Among other spin-offs from the featured study was a test published in 1993 of whether the processes identified in the featured article could be influenced by training geared to this purpose. Trainees and comparison workers were non-alcohol specialist medical and social work staff in England. They were trained by alcohol treatment specialists on the premise that problem drinking could be understood within the context of an individual's life experiences rather than as a biologically driven disease process. However, most of the two days were spent in discussing the difficulties, uncertainties, and negative feelings trainees experienced in their work with problem drinkers, exploring why individuals begin to drink heavily and have difficulty resolving this problem, and developing basic assessment and counselling skills, and skills most appropriate to the agency in which they worked and their role within it. The aim was to develop therapeutic attitudes and skills which would enable non-specialist workers to form more effective therapeutic alliances with this client group.

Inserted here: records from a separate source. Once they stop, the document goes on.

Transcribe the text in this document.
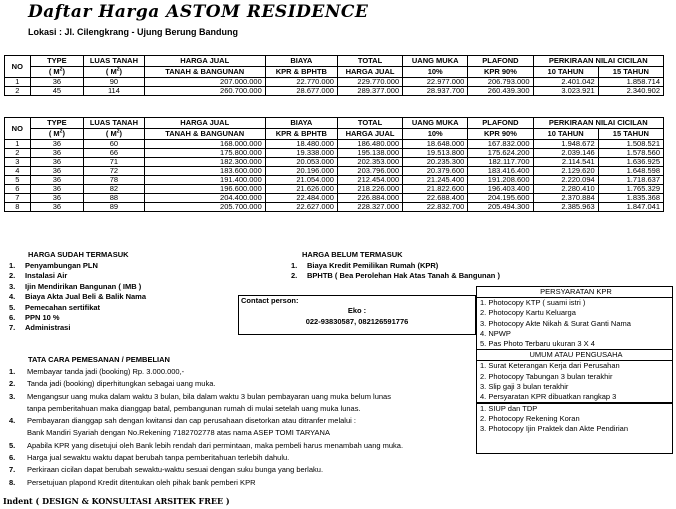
Daftar Harga ASTOM RESIDENCE
Lokasi : Jl. Cilengkrang - Ujung Berung Bandung
NO	TYPE	LUAS TANAH	HARGA JUAL	BIAYA	TOTAL	UANG MUKA	PLAFOND	PERKIRAAN NILAI CICILAN	
	( $M^2$)	( $M^2$)	TANAH & BANGUNAN	KPR & BPHTB	HARGA JUAL	10%	KPR 90%	10 TAHUN	15 TAHUN
1	36	90	207.000.000	22.770.000	229.770.000	22.977.000	206.793.000	2.401.042	1.858.714
2	45	114	260.700.000	28.677.000	289.377.000	28.937.700	260.439.300	3.023.921	2.340.902
NO	TYPE	LUAS TANAH	HARGA JUAL	BIAYA	TOTAL	UANG MUKA	PLAFOND	PERKIRAAN NILAI CICILAN	
	( $M^2$)	( $M^2$)	TANAH & BANGUNAN	KPR & BPHTB	HARGA JUAL	10%	KPR 90%	10 TAHUN	15 TAHUN
1	36	60	168.000.000	18.480.000	186.480.000	18.648.000	167.832.000	1.948.672	1.508.521
2	36	66	175.800.000	19.338.000	195.138.000	19.513.800	175.624.200	2.039.146	1.578.560
3	36	71	182.300.000	20.053.000	202.353.000	20.235.300	182.117.700	2.114.541	1.636.925
4	36	72	183.600.000	20.196.000	203.796.000	20.379.600	183.416.400	2.129.620	1.648.598
5	36	78	191.400.000	21.054.000	212.454.000	21.245.400	191.208.600	2.220.094	1.718.637
6	36	82	196.600.000	21.626.000	218.226.000	21.822.600	196.403.400	2.280.410	1.765.329
7	36	88	204.400.000	22.484.000	226.884.000	22.688.400	204.195.600	2.370.884	1.835.368
8	36	89	205.700.000	22.627.000	228.327.000	22.832.700	205.494.300	2.385.963	1.847.041
HARGA SUDAH TERMASUK
1. Penyambungan PLN
2. Instalasi Air
3. Ijin Mendirikan Bangunan ( IMB )
4. Biaya Akta Jual Beli & Balik Nama
5. Pemecahan sertifikat
6. PPN 10 %
7. Administrasi
HARGA BELUM TERMASUK
1. Biaya Kredit Pemilikan Rumah (KPR)
2. BPHTB ( Bea Perolehan Hak Atas Tanah & Bangunan )
Contact person:
Eko :
022-93830587, 082126591776
PERSYARATAN KPR
1. Photocopy KTP ( suami istri )
2. Photocopy Kartu Keluarga
3. Photocopy Akte Nikah & Surat Ganti Nama
4. NPWP
5. Pas Photo Terbaru ukuran 3 X 4
UMUM ATAU PENGUSAHA
1. Surat Keterangan Kerja dari Perusahan
2. Photocopy Tabungan 3 bulan terakhir
3. Slip gaji 3 bulan terakhir
4. Persyaratan KPR dibuatkan rangkap 3
1. SIUP dan TDP
2. Photocopy Rekening Koran
3. Photocopy Ijin Praktek dan Akte Pendirian
TATA CARA PEMESANAN / PEMBELIAN
1. Membayar tanda jadi (booking) Rp. 3.000.000,-
2. Tanda jadi (booking) diperhitungkan sebagai uang muka.
3. Mengangsur uang muka dalam waktu 3 bulan, bila dalam waktu 3 bulan pembayaran uang muka belum lunas
tanpa pemberitahuan maka dianggap batal, pembangunan rumah di mulai setelah uang muka lunas.
4. Pembayaran dianggap sah dengan kwitansi dan cap perusahaan disetorkan atau ditranfer melalui :
Bank Mandiri Syariah dengan No.Rekening 7182702778 atas nama ASEP TOMI TARYANA
5. Apabila KPR yang disetujui oleh Bank lebih rendah dari permintaan, maka pembeli harus menambah uang muka.
6. Harga jual sewaktu waktu dapat berubah tanpa pemberitahuan terlebih dahulu.
7. Perkiraan cicilan dapat berubah sewaktu-waktu sesuai dengan suku bunga yang berlaku.
8. Persetujuan plapond Kredit ditentukan oleh pihak bank pemberi KPR
Indent ( DESIGN & KONSULTASI ARSITEK FREE )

A month later it seemed that training had bolstered feelings that trainees would be supported in their work with drinkers. Directly and via this link it had also bolstered feelings that this was an appropriate role and one they could fulfil. This in turn deepened their commitment to working with problem drinkers, which other studies have shown mean they are more likely to develop good therapeutic relationships. However, these mechanisms were most apparent among trainees who even before training felt working with problem drinkers was an appropriate role for them and one they could fulfil. The results were said to raise questions about the effectiveness of skills- and knowledge-based training when not backed up by provision of support. In the study, the effect of the training would have been negligible if it had not been able to improve feelings of being supported. But even then it could not overcome pre-existing and continuing feelings that working with drinkers was not one's business in the environment within which one worked.